Еще один поцелуй, и я поняла, что прав был мой учитель физкультуры. Резко останавливаться нельзя… Это очень-очень вредно… Для сердца…
Глава двадцать первая. Суженый, на голову контуженый…
В эту ночь сон был – третьим, а, следовательно, лишним. За открытым окном невидимый художник нарисовал алым мазком рассвет. Сначала он смутился, что слишком ярко и рано, поэтому прикрыл его темными тучами, случайно опрокинув стакан с водой. Стакан с грохотом раскатился по предутреннему небу, поливая сонную землю свежим шелестящим дождем.
Сон деликатно заглянул к нам, увидел, что мы немного заняты, смутился, развернулся и пошел прочь. Он отправился донимать водителей, которые сейчас за рулем, работников ночных смен, заскочив по пути к соням, у которых только что прозвенел будильник. Он поприветствовал всех сладкой, протяжной и заразительной зевотой, напоминая о том, что нужно ложиться спать пораньше.
– Душа моя… – прошептал Иери, не отрывая губ от моих. – Душа… Моя…
Некоторые чудовища очень и очень опасны. Для сердца. И если вы дали себя поцеловать, то больше нет ни надежды, ни одежды, ни тонкой грани между «беречься» и «беречь».
Сон снова заглянул, осторожно прокрадываясь в комнату. Он принес в подарок полуявь, в которой сразу нельзя осознать, где начинаются волшебные грезы, и заканчивается поцелуй; в которой мечты и реальность расплываются в сонных и счастливых глазах, а призрачные следы каждого прикосновения вызывают озноб. Я бы сравнила свою прошлую жизнь пресным диетическим хлебцем со вкусом картонной коробки. А с чем тогда сравнивать эту? Не знаю…
На груди, к которой меня прижимают, возле взволнованного сердца, которое стало для меня самым лучшим подарком на свете, спрятался короткий, шелковистый рубец. Он меня волнует, тревожит, вызывая желание его поцеловать и растворить в нежности. Каждый раз, проводя по нему пальцами, я заклинаю его исчезнуть. Наверное, в полумраке и в полусне мне кажется, что он действительно стал меньше…
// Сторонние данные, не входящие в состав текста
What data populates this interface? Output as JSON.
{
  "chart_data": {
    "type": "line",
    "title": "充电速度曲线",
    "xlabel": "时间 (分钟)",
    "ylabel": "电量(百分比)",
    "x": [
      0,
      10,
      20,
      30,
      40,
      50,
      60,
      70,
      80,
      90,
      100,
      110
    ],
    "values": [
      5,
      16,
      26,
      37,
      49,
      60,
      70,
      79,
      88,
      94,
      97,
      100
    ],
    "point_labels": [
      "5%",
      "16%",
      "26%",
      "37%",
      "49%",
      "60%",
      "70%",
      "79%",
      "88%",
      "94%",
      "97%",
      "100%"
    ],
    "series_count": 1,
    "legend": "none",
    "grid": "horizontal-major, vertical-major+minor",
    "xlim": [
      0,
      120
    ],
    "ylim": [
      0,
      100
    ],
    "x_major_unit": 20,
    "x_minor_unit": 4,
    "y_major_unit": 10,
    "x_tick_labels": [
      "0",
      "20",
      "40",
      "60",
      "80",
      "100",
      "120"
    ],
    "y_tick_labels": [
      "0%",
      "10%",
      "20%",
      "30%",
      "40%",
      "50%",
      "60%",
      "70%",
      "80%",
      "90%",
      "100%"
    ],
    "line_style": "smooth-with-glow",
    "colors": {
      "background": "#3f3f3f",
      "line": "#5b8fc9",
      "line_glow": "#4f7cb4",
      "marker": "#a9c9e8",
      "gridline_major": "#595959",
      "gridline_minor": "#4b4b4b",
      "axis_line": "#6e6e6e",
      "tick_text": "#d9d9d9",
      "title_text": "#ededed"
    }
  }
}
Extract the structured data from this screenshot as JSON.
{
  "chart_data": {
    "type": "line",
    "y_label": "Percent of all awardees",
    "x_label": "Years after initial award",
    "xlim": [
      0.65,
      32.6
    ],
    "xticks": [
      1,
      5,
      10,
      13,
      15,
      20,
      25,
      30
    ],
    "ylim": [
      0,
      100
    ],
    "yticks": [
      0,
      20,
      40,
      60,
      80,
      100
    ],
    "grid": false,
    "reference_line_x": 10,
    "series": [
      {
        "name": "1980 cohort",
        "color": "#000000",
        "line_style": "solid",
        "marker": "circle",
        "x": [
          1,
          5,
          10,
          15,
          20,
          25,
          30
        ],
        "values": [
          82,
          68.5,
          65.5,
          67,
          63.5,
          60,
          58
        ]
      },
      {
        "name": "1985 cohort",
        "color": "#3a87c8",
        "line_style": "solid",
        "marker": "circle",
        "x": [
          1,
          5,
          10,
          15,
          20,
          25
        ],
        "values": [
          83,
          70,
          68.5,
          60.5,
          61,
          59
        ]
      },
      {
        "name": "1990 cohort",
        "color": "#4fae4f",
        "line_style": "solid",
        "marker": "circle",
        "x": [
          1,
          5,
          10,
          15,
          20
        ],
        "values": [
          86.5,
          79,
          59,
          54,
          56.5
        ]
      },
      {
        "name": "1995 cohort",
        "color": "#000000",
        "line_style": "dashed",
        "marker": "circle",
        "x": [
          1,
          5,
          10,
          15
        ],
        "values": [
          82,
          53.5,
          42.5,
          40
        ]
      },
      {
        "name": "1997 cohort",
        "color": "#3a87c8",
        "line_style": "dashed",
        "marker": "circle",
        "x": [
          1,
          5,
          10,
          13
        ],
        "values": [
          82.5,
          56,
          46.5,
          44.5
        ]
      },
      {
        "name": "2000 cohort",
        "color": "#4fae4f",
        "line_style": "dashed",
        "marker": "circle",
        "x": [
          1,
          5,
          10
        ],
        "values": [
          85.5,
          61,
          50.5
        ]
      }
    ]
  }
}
– Так близко к сердцу… – шептала я, отрываясь губами от белого рубца. – Еще немножечко и … Это, наверное, так больно… Как же это больно…
Я не хочу думать о том, что в одном теле живут две души, и этот шрам, возможно, получил принц, а не чудовище. Если быть откровенной, то душа принца интересует меня не больше, чем кошка, сидящая на тумбочке и наблюдающая за хозяевами в пикантный момент. Она мне интересна ровно настолько, насколько может быть интересен паучок, ползущий между раковиной и унитазом по своим паучьим делам. Я воспринимаю его, как случайного прохожего, в момент ожидания дорогого человека. Зацепила взглядом, увидела что-то знакомое, поняла, что ошиблась и отпустила.
Подушка показалась мне раскаленной пустыней, растрепанные волосы липли к лицу, сердце растекалось по венам, стуча в горле, в висках, в запястьях. И только холодный, как кубик льда поцелуй, тающий на моем лбу, заставил свернуться в клубочек и немного вздремнуть. Меня укрыли, обняли, спрятали. Все мои тревоги, переживания, страхи не прошли фейс-контроль и были отогнаны чужой рукой, перебирающей мои спутанные и мокрые от пота волосы. Я спряталась в домике, меня нет, абонент – не абонент.